RUBBING: Usually manifests as light surface marks on a book cover or dust jacket, caused by rubbing against other books or objects.

RUBBING ALCOHOL: Can be either isopropyl alcohol or ethanol based liquids which are very good for cleaning non-porous surfaces. A popular UK version is surgical spirit. Always research carefully before using such products on your books.

SEALED: Refers to a book which, when published, was enclosed in a sealed covering (usually clear polythene/plastic).

SHAKEN: A book who’s pages are coming loose from the spine but is still intact.

SHELF WEAR or SHELFWEAR: Usually fairly light wear which results from storing a book on a shelf. It frequently affects the bottom edges and corners and is the result of sliding a book into place. Conversely, the top of the spine may be affected from withdrawing a book from a shelf.

SUNNED or SUNNING: Often effects book spines, sometime the covers, and is the result of direct sunlight, which causes fading.

TANNING: This affects the pages of a book when the paper takes on a yellow/brown hue. It is often more apparent on the endpapers and page extremities.

TEARS/TORN: Self explanatory, usually referring to the dust jacket or pages. Sellers will normally give some idea of the length of any tears.

TIGHT: This refers to the binding of a book, usually new, and indicates that the book pages will not lay flat when the book is opened.

TIPPED-IN: Usually refers to a print but can include text pages. The term is used when a page is printed seperately from the main book and then added - usually to a blank page which had been bound in.

TRIMMED: Suggests the pages have been trimmed and are now smaller than when the book was first published.
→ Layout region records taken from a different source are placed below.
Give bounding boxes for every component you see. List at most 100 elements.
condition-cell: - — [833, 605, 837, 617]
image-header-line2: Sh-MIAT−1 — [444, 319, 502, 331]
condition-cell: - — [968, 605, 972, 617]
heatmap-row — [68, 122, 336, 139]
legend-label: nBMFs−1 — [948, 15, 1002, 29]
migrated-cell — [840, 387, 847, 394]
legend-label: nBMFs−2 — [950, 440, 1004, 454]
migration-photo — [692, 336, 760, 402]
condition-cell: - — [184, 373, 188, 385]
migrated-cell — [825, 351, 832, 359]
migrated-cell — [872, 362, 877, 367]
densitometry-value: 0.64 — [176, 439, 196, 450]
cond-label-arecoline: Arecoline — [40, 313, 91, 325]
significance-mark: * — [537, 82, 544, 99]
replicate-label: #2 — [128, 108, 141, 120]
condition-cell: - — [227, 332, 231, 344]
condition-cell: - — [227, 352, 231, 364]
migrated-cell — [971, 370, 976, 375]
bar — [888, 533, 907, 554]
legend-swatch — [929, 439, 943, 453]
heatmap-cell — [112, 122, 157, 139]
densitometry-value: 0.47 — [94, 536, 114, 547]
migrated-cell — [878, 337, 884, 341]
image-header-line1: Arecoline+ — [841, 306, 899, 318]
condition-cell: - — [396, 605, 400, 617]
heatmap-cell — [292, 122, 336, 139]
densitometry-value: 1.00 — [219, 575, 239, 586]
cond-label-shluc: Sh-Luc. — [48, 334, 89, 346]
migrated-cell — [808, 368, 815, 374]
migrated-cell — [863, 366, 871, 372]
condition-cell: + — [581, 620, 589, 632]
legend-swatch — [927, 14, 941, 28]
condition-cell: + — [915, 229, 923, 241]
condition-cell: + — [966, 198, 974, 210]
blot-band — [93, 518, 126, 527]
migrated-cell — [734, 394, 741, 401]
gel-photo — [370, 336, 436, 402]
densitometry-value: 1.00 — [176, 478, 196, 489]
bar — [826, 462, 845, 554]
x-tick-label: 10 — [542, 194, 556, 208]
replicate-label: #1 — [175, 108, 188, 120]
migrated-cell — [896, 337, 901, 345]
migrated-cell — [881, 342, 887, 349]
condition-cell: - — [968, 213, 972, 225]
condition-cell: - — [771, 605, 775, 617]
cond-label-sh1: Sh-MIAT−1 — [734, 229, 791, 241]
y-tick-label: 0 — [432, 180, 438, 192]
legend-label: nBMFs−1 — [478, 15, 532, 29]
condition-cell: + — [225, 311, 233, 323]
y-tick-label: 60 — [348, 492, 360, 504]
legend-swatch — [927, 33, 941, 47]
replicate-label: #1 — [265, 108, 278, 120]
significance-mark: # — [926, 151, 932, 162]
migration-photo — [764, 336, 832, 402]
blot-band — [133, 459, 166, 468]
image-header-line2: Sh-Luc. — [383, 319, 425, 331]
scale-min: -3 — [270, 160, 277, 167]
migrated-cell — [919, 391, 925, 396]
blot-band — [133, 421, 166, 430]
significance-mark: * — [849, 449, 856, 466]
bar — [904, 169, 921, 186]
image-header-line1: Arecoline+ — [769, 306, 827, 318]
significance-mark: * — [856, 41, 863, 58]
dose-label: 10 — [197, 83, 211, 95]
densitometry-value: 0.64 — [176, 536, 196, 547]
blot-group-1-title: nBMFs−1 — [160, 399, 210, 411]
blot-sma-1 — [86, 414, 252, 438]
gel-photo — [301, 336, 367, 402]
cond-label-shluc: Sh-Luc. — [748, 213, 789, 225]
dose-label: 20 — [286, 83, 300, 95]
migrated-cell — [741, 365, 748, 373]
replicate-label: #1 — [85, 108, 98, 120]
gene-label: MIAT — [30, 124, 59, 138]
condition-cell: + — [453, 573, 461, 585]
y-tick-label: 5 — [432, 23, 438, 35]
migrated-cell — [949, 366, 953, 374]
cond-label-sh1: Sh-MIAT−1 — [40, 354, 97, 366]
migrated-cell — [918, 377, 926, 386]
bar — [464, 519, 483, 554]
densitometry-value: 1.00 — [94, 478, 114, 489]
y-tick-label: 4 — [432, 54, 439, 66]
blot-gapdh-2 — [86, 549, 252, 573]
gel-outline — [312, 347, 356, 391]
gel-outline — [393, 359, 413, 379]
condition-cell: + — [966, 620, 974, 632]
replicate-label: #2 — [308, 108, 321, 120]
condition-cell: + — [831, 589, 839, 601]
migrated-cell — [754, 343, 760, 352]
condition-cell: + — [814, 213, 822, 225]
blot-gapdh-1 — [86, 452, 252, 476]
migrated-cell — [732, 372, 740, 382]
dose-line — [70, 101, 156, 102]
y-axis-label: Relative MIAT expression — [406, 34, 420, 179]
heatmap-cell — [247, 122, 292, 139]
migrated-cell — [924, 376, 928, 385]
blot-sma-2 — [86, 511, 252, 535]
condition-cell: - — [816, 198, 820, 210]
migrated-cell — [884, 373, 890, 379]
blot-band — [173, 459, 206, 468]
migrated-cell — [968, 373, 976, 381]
TRUE 1ST EDITION: The first print run of a first edition: 1st edition 2nd impression, or 2nd printing, is still a 1st edition, but not a true 1st edition.

UNOPENED: The pages are still joined, usually along one edge.

UNTRIMMED: Some older books have one, two or three edges which are uneven. These are untrimmed pages and should be left as they are.

UV RESISTANT COVER: Usually polyester or polypropylene and also known as Archival Covers. These are clear covers which can be used to protect a book cover or jacket.

VANITY PUBLISHING: A service offered by some publishers whereby a book can be published provided the writer pays all costs.

VULCANISED RUBBER SPONGE: Made from natural rubber these are used to clean dust and dirt from books and many other fragile items.

WATER STAINED: Water stains are usually more widespread than damp stains and will likely affect large parts of the cover or pages of a book.

WOODCUTS: A process frequently used to illustrated books. The process requires the artist to carve the image into a wood block from which it is printed.

WORKING COPY: Similar to a reading copy, hence in poor condition. Such a book will normally have been used by a scholar or person working on a project, and will likely have many annotations, underlining etc.

WORMING/WORMHOLES: Bookworms are something of a scourge for collectors. Often caused by the larvae of beetles or insects such as silverfish, wormholes are small holes in the pages or cover of a book.